The right decision – however unpalatable

Saturday 14th March 2009, 9:59AM GMT.

From Barrie Bertram.
JOHN Boothman’s analysis (JEP, 11 March) of the demilitarisation of the Channel Islands prior to the years of Occupation is spot on. However, to go a stage further in that analysis, I would suggest that the pre-war British defence policy for the Islands consisted of two elements.

First, it was one that placed great reliance on Belgian and French policies which themselves placed considerable emphasis on static defence at the expense of mobile forces, the French in particular having drawn the wrong conclusions from the Great War.

Had there been greater use made of tanks, as all too briefly was done at Arras, supported by aircraft, there might have been a different outcome. But in effect, Jersey’s sole line of defence was, by default, the Maginot Line and Fort Eben-Emael.

Second, it was one where the geography determined the nature of the British Expeditionary Force’s deployment and the logistics. The BEF entered France via the shortest routes to the eastern French ports and their supplies came in that way. When pressed back, they unsurprisingly went back the same way to Dunkirk and Calais.

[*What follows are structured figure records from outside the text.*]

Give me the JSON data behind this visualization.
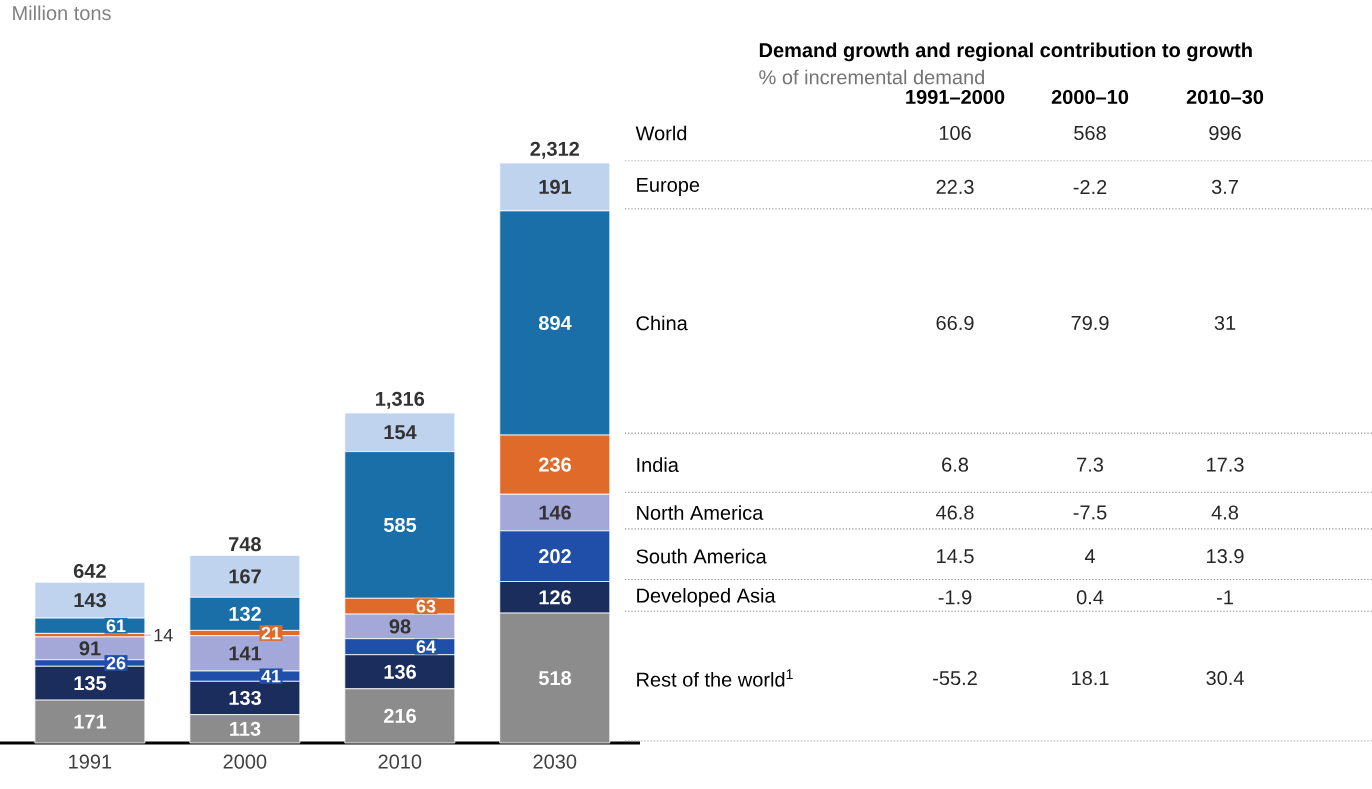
{
  "chart_data": [
    {
      "type": "bar",
      "title": "Million tons",
      "categories": [
        "1991",
        "2000",
        "2010",
        "2030"
      ],
      "stacked": true,
      "data_labels": true,
      "totals": [
        "642",
        "748",
        "1,316",
        "2,312"
      ],
      "series": [
        {
          "color": "#8c8c8c",
          "values": [
            171,
            113,
            216,
            518
          ]
        },
        {
          "color": "#1b2d5c",
          "values": [
            135,
            133,
            136,
            126
          ]
        },
        {
          "color": "#1f4fa8",
          "values": [
            26,
            41,
            64,
            202
          ]
        },
        {
          "color": "#a3a8d8",
          "values": [
            91,
            141,
            98,
            146
          ]
        },
        {
          "color": "#e06a2a",
          "values": [
            14,
            21,
            63,
            236
          ]
        },
        {
          "color": "#1a6fa8",
          "values": [
            61,
            132,
            585,
            894
          ]
        },
        {
          "color": "#bfd2ee",
          "values": [
            143,
            167,
            154,
            191
          ]
        }
      ]
    },
    {
      "type": "other",
      "title": "Demand growth and regional contribution to growth",
      "subtitle": "% of incremental demand",
      "categories": [
        "1991–2000",
        "2000–10",
        "2010–30"
      ],
      "y_categories": [
        "World",
        "Europe",
        "China",
        "India",
        "North America",
        "South America",
        "Developed Asia",
        "Rest of the world$^{1}$"
      ],
      "cell_labels": [
        [
          "106",
          "568",
          "996"
        ],
        [
          "22.3",
          "-2.2",
          "3.7"
        ],
        [
          "66.9",
          "79.9",
          "31"
        ],
        [
          "6.8",
          "7.3",
          "17.3"
        ],
        [
          "46.8",
          "-7.5",
          "4.8"
        ],
        [
          "14.5",
          "4",
          "13.9"
        ],
        [
          "-1.9",
          "0.4",
          "-1"
        ],
        [
          "-55.2",
          "18.1",
          "30.4"
        ]
      ]
    }
  ]
}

With British formations withdrawing through northern France, some as far as St Nazaire, the logistic position worsened with longer shipping times and limited air cover as evidenced by the loss of the Lancastria.
Demilitarisation was the correct decision regardless of how unpalatable it appeared at the time and since. The alternative would have been another Rotterdam or Warsaw. And for what purpose?